Certain information having been received of the great discontent of the Ohio Indians, by reason of the delay of the ratification of the late Treaty of Peace concluded upon by his Excellency the Governour, on the part of this Colony, and the Corn Stalk, on the part of the Indians, and that the inhabitants on our frontiers are under just apprehensions of a renewal of an Indian war; and no steps having been pursued by his Lordship for carrying on the said Treaty, or delivering up the Indian hostages, agreeable to the terms of the said Treaty:

Resolved, That the said Treaty be immediately entered upon, and that George Washington, Thomas Walker, James Wood, Andrew Lewis, John Walker, and Adam Stephen, Esquires, or any three or more of them, be, and they are hereby constituted and appointed Commissioners, on the part and behalf of this Colony, to meet the Chiefs or Headmen of the said Ohio Indians, as soon as the same can be done, at such place as they shall find most proper, to ratify and confirm the said Treaty on the part of this Colony, and to demand and receive of the said Indians the ratifications and full performance of the said Treaty on their parts.

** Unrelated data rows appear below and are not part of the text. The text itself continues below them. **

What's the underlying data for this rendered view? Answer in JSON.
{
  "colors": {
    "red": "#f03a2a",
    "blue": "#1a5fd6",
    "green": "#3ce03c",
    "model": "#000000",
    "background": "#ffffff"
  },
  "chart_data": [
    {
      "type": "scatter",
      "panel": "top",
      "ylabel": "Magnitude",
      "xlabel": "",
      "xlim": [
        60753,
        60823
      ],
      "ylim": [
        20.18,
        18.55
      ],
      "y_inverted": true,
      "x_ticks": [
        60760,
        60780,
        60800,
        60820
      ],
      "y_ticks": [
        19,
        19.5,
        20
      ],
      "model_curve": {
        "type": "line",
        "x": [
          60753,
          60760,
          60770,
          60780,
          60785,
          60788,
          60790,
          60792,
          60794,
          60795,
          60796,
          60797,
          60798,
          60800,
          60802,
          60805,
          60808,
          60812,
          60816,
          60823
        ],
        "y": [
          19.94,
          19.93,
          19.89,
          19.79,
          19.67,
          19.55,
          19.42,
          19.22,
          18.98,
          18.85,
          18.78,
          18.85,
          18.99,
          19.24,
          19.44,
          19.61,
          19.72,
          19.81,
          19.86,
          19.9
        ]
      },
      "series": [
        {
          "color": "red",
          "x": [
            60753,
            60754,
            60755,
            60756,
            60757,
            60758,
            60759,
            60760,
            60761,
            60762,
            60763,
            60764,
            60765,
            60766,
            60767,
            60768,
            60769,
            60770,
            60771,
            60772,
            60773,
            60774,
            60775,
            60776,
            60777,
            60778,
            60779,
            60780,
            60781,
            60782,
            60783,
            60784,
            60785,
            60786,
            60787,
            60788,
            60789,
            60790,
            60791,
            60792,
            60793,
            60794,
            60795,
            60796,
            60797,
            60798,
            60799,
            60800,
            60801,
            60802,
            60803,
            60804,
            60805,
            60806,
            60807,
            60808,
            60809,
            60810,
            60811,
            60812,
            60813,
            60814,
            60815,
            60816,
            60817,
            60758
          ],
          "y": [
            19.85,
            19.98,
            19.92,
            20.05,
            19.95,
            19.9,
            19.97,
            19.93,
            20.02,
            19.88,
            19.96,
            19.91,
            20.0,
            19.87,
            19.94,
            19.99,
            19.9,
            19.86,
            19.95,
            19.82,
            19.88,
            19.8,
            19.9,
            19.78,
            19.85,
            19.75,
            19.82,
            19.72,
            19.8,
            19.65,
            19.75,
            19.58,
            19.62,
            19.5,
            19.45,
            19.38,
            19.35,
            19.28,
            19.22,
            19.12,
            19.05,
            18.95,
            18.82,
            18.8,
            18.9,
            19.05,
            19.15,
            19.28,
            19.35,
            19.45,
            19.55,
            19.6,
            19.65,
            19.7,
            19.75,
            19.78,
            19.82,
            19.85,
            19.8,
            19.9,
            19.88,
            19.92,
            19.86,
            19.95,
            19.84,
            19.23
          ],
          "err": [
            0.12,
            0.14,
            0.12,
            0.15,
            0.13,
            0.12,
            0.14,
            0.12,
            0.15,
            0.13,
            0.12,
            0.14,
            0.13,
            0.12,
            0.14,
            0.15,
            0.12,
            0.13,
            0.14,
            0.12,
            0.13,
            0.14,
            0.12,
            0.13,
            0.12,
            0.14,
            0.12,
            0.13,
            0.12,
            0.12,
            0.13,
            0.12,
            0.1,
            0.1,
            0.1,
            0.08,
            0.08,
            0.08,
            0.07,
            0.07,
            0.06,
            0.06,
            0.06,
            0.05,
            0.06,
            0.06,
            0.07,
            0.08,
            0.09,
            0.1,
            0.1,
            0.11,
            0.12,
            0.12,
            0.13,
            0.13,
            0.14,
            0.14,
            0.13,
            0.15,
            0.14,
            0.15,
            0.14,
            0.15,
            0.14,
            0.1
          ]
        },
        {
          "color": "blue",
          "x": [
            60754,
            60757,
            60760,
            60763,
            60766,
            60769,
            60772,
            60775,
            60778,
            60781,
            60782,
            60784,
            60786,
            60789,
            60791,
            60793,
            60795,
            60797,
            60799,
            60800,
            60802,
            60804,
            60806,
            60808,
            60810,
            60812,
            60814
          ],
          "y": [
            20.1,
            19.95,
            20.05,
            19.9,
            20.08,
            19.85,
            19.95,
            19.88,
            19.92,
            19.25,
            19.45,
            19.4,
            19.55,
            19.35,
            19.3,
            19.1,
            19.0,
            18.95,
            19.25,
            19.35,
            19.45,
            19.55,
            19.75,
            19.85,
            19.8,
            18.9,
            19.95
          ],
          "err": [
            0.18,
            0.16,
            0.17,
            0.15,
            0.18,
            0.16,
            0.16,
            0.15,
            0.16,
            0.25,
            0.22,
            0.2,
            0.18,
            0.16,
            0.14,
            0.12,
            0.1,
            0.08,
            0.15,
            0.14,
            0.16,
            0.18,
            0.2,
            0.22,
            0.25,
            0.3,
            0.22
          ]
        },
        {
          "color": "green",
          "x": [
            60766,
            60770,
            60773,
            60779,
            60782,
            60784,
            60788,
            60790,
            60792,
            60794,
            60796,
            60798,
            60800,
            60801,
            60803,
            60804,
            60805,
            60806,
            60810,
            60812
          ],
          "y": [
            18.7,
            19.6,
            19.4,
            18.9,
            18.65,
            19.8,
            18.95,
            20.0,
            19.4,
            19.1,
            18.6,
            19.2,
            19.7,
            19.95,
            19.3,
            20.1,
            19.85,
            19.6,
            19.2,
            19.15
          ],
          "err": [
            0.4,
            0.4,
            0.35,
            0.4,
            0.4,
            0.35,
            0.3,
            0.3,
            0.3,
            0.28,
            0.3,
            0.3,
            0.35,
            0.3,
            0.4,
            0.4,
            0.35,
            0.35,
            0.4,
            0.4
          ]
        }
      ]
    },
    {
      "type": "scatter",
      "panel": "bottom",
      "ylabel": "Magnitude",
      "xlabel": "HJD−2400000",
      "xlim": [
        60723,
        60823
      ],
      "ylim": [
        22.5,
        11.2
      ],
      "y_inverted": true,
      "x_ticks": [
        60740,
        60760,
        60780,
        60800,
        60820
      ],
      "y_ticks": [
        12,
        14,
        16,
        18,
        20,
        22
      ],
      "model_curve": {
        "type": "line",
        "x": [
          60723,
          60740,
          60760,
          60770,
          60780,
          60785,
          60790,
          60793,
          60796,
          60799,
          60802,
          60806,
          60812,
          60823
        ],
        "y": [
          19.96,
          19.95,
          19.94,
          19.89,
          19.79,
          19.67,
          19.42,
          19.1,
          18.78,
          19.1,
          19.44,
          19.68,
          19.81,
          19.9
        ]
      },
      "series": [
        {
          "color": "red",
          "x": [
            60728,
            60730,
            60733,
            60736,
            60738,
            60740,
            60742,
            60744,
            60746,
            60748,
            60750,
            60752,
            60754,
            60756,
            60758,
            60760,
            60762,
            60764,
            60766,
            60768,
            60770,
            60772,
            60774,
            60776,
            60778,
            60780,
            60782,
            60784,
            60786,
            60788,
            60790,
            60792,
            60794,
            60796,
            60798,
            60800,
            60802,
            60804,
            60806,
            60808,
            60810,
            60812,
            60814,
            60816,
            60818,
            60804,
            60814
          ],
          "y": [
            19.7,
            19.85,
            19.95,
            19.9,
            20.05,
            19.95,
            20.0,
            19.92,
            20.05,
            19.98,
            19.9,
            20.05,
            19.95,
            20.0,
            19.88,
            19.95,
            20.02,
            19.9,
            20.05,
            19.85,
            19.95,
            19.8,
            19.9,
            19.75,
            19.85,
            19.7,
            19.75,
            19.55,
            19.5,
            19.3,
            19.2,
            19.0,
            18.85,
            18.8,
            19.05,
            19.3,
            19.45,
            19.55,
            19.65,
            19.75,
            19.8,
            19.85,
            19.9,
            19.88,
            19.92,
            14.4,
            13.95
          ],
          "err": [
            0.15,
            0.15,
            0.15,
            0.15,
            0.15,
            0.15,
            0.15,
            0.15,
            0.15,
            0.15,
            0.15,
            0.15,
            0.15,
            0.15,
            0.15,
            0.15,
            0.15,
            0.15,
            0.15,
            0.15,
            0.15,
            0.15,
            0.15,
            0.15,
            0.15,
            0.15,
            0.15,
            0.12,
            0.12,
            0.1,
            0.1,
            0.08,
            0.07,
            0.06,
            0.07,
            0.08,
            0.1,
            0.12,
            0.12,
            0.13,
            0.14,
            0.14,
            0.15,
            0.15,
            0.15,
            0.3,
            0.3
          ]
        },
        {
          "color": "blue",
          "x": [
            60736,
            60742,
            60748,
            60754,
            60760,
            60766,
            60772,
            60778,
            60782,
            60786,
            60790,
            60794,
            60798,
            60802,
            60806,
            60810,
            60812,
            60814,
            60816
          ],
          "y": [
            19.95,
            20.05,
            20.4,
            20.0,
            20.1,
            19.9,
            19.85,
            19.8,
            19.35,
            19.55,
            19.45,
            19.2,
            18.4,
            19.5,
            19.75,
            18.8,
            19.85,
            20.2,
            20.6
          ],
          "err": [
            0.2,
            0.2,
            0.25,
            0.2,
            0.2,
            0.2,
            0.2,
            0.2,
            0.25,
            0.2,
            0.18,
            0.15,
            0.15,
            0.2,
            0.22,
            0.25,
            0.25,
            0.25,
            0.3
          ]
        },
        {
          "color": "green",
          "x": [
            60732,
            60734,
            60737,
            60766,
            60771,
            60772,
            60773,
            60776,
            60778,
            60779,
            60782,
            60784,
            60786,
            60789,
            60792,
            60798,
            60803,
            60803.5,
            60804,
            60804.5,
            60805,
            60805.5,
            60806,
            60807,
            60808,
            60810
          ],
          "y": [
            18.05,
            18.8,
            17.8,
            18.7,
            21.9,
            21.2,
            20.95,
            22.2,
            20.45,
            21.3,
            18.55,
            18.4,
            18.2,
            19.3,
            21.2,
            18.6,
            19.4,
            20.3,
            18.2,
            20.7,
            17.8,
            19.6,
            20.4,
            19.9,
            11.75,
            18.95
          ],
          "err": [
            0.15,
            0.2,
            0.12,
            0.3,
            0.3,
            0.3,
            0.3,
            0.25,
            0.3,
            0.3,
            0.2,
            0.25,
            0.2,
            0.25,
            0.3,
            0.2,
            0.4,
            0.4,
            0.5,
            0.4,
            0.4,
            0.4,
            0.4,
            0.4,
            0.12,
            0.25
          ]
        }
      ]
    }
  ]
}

And that Robert Carter Nicholas, Esquire, Treasurer, or the Treasurer for the time being, shall, and he is hereby directed and required, to pay all such expenses and charges, out of the publick money in his hands, as may be incurred on account of such Treaty; provided the same do not exceed two thousand Pounds, for which the said Commissioners shall account to the next General Assembly.

Ordered, That Mr˙ Mercer do carry the Resolution to the Council, and desire their concurrence.